1935 film by George Pearson

Gentlemen's Agreement is a 1935 British black-and-white adventure film directed by George Pearson and starring Frederick Peisley and Vivien Leigh. It was written by Jennifer Howard and Basil Mason, and produced by British & Dominions Film Corporation and Paramount British Pictures.

== Preservation status ==
The British Film Institute's National Archive holds a pressbook for the film, but no stills, film or video materials.

==Synopsis==
An educated rogue exchanges places with a down-and-out.

==Cast==
- Frederick Peisley as Guy Carfax
- Vivien Leigh as Phil Stanley
- Anthony Holles as Bill Bentley
- David Horne as Sir Charles Lysle
- Vera Bogetti as Dora Deleamere
- Victor Stanley as Williams
- Ronald Shiner as Jim Ferrin
- Kate Saxon as Mrs.

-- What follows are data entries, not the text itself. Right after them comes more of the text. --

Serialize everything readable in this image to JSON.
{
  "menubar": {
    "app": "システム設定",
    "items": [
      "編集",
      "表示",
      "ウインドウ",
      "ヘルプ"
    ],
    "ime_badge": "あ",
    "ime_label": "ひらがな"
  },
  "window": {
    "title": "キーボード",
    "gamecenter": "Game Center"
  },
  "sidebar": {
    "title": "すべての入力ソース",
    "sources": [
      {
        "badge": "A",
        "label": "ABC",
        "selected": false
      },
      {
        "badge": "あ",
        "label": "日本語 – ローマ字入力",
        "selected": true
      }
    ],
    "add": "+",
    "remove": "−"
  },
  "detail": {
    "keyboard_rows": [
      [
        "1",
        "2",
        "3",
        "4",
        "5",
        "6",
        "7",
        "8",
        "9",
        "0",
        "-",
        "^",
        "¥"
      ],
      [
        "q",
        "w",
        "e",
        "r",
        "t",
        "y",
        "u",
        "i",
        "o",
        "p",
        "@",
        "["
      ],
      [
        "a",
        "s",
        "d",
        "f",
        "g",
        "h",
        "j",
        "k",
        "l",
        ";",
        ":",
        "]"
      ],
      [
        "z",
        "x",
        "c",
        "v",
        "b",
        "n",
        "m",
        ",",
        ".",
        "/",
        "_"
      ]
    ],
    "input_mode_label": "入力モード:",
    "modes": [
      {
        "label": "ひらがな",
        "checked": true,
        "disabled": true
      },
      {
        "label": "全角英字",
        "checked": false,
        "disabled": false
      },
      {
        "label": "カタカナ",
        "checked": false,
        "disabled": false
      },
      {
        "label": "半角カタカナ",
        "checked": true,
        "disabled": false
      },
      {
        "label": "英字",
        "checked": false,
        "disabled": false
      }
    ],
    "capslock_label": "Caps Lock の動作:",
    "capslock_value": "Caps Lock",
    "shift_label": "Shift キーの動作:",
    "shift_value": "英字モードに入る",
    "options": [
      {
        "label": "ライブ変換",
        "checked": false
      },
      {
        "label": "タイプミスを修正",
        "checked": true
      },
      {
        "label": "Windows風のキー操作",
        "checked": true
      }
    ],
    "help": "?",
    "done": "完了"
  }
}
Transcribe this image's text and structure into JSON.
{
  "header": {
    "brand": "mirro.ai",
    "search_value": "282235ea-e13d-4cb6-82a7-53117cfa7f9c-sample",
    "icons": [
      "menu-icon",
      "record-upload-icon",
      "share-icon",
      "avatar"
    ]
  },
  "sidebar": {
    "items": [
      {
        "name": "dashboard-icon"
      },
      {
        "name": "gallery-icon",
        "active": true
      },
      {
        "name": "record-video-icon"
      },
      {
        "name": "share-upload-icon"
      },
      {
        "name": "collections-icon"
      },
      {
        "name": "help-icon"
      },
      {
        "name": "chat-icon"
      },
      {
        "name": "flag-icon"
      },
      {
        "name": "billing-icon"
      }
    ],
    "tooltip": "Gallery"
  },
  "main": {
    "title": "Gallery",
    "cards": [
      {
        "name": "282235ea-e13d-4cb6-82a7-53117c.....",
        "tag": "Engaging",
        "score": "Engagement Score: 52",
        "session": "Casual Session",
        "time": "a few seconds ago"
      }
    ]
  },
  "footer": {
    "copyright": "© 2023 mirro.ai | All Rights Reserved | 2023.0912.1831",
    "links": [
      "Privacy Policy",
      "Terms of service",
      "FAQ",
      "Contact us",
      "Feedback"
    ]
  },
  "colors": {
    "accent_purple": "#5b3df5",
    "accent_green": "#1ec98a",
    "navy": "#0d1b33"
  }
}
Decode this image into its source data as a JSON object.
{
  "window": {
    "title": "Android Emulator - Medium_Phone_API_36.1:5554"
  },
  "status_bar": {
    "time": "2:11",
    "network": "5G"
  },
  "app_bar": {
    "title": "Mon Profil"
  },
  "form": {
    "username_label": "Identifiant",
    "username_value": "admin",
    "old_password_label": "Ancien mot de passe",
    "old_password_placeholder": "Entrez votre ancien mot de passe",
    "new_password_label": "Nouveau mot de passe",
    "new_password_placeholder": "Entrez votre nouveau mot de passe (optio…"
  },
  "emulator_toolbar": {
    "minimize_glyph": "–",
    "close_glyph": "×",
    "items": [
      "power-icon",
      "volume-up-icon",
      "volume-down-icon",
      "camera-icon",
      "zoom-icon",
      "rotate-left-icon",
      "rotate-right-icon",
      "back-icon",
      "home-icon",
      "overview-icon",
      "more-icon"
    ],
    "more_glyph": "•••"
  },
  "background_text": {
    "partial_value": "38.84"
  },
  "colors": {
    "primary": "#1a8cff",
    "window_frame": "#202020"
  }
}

Ferrin

== Reception ==
Kine Weekly wrote: "Sociological romantic comedy. Too transparent in its plot to entertain other than the unsophisticated."

Picturegoer wrote: "Aimless and crudely planned story of a down-and-out and a spendthrift who change places, the former being suspected of business acumen in consequence and the latter finding romance with an out-of-work typist. The pace is very slow, and it is all so obvious and artificial that it fails to entertain very successfully."